Libreswan uses the terms "left" and "right" to describe endpoints. We will use left for west and east for right. We will be using PSK in this example. Generate a pre shared key (PSK) for use in this VPN. PSK is really not a password, it's a key and you must make absolutely sure it is transferred to remote end in a secure way by using PGP/GPG or ssh. Secure PSK should be at least 32 characters random but 64 chars is better. We can actually cope with even longer PSK sizes but not all implementations can. You can generate psk with openssl, pwgen or some other tool which can really generate random string. Libreswan is not limited to 64 chars psk but some other IPsec implementations are, that's the reason we use 64 as an example.

Openssl command to create a psk which is 64 chars long.

[root@west ~]# openssl rand -base64 48

Also pwgen can be used to generate a psk.

[root@west ~]# pwgen -s 64 1

Edit /etc/ipsec.secrets with your favourite editor and add PSK entry: : PSK "a64-charslongrandomstringgeneratedwithpwgenoropensslorothertool"

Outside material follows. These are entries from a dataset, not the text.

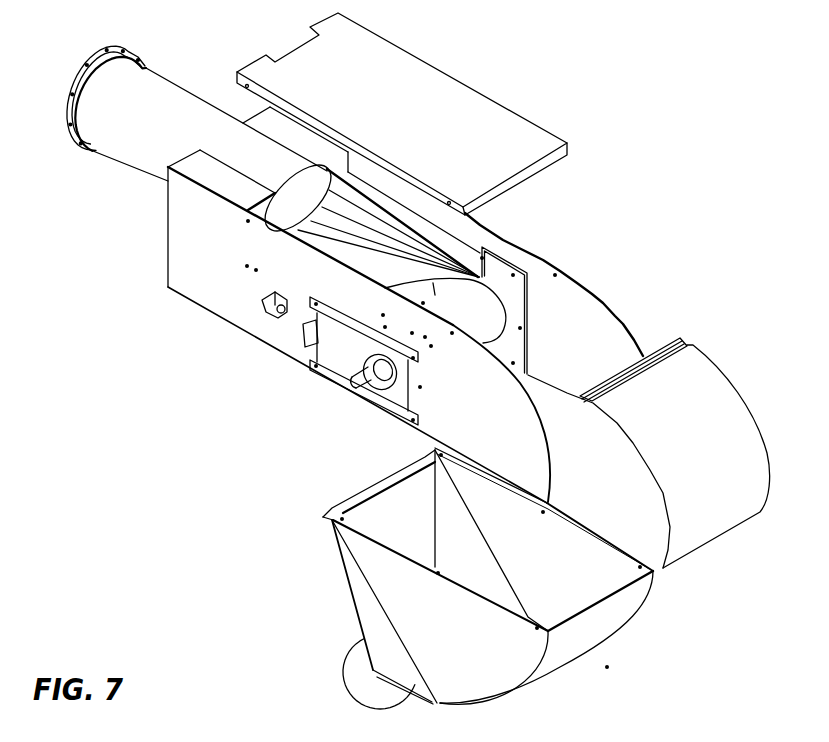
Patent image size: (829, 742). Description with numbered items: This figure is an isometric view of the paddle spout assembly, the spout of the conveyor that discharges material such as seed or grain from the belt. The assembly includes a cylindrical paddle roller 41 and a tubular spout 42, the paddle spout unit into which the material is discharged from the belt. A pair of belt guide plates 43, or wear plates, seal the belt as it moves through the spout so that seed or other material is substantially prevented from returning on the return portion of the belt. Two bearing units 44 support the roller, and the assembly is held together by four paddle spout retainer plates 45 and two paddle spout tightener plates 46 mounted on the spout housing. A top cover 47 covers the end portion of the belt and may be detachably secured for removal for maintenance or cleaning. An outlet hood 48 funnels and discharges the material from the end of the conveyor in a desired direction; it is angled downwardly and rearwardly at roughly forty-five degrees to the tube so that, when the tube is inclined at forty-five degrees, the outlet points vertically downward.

The cylindrical roller 41 is at (492, 312).
The tubular spout 42 is at (138, 92).
The belt guide plate 43 is at (521, 283).
The bearing unit 44 is at (378, 380).
The paddle spout retainer plate 45 is at (332, 373).
The paddle spout tightener plate 46 is at (305, 338).
The top cover 47 is at (508, 130).
The outlet hood 48 is at (605, 618).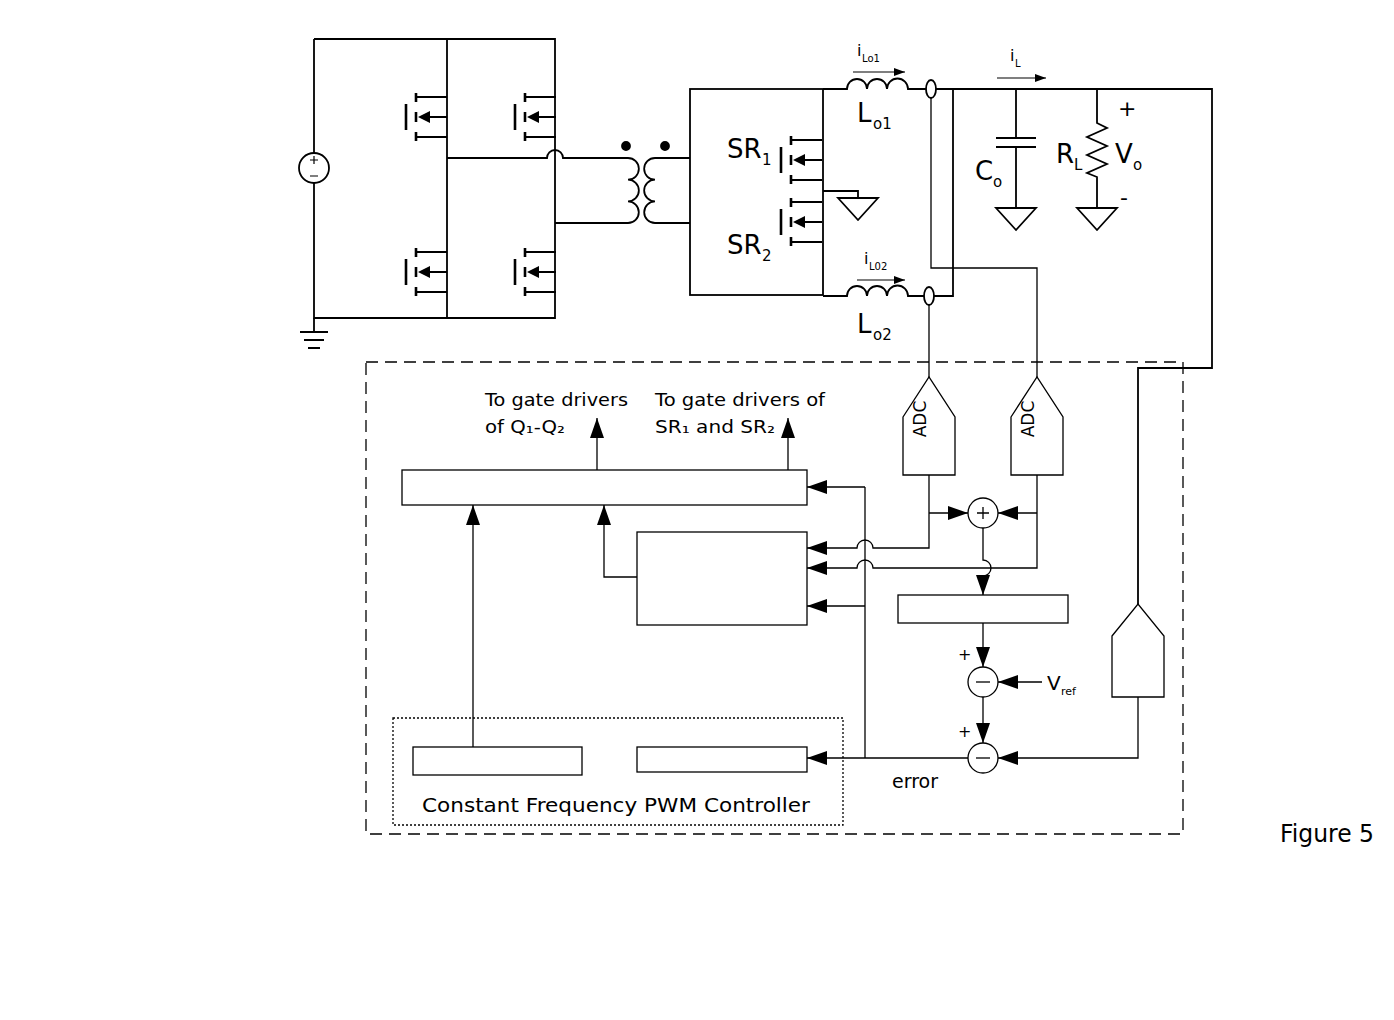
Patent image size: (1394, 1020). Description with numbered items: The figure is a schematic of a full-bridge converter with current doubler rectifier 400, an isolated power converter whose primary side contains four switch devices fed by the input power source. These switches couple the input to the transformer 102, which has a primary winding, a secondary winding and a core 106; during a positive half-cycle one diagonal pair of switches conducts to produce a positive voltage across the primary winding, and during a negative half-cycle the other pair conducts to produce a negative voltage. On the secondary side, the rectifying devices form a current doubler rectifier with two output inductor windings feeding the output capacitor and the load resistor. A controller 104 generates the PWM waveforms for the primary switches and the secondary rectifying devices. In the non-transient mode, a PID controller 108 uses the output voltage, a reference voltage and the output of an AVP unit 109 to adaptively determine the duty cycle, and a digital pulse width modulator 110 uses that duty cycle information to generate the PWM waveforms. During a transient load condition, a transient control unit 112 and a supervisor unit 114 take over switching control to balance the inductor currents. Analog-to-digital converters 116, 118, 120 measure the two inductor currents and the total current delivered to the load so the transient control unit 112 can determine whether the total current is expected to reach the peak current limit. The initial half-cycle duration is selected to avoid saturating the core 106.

The full-bridge converter with current doubler rectifier 400 is at (127, 72).
The transformer 102 is at (641, 128).
The core 106 is at (647, 216).
The controller 104 is at (774, 598).
The supervisor unit 114 is at (604, 487).
The transient control unit 112 is at (722, 578).
The analog-to-digital converter 118 is at (929, 426).
The analog-to-digital converter 116 is at (1037, 426).
The analog-to-digital converter 120 is at (1138, 650).
The AVP unit 109 is at (983, 609).
The PID controller 108 is at (722, 759).
The digital pulse width modulator 110 is at (497, 761).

Exactly same /etc/ipsec.secrets entry is needed on east. Remember to use ssh or other secure method to move the data.

Now we are ready to make a simple /etc/ipsec.conf file for our host to host tunnel. The psk is only in /etc/ipsec.secrets and there are no signs about it in /etc/ipsec.conf.

# /etc/ipsec.conf

config setup

conn mytunnel
    # use auto=start when done testing the tunnel

In this simple case you can use the identical configuration file on both east and west. They will auto-detect if they are "left" or "right".

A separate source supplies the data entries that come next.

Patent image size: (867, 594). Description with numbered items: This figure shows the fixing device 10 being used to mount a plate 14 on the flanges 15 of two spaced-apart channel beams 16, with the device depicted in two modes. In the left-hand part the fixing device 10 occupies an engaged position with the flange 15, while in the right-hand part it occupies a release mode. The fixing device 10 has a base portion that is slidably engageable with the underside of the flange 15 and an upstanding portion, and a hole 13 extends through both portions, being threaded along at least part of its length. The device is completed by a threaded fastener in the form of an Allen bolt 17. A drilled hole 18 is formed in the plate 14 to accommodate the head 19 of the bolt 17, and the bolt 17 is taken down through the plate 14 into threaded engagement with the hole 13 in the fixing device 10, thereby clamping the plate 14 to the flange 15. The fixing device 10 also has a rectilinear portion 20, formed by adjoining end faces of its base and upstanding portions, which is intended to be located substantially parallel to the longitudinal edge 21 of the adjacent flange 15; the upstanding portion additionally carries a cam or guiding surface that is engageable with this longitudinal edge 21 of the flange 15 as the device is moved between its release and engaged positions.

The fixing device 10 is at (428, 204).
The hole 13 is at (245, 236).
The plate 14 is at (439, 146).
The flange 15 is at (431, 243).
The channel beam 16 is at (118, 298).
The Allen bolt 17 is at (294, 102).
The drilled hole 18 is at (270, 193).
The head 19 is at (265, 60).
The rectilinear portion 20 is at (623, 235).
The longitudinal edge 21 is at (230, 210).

First, ensure ipsec is started:

ipsec setup start

Then ensure the secret is loaded - this is only required if ipsec service was already running:

ipsec auto --rereadsecrets

Then ensure the connection loaded:

ipsec auto --add mytunnel

And then try and bring up the tunnel:

ipsec auto --up mytunnel

If all went well, you should see something like:

# ipsec auto --up  mytunnel
104 "mytunnel" #1: STATE_MAIN_I1: initiate
003 "mytunnel" #1: received Vendor ID payload [Dead Peer Detection]
003 "mytunnel" #1: received Vendor ID payload [FRAGMENTATION]
106 "mytunnel" #1: STATE_MAIN_I2: sent MI2, expecting MR2
108 "mytunnel" #1: STATE_MAIN_I3: sent MI3, expecting MR3
003 "mytunnel" #1: received Vendor ID payload [CAN-IKEv2]
004 "mytunnel" #1: STATE_MAIN_I4: ISAKMP SA established {auth=PRESHARED_KEY cipher=aes_128 integ=sha group=MODP2048}
117 "mytunnel" #2: STATE_QUICK_I1: initiate
004 "mytunnel" #2: STATE_QUICK_I2: sent QI2, IPsec SA established tunnel mode {ESP=>0xESPESP <0xESPESP xfrm=AES_128-HMAC_SHA1 NATOA=none NATD=none DPD=passive}

If you want the tunnel to start when the machine starts, change "auto=add" to "auto=start". Also ensure that your system starts the ipsec service on boot. This can be done using the "service" or "systemctl" command, depending on the init system used for the server.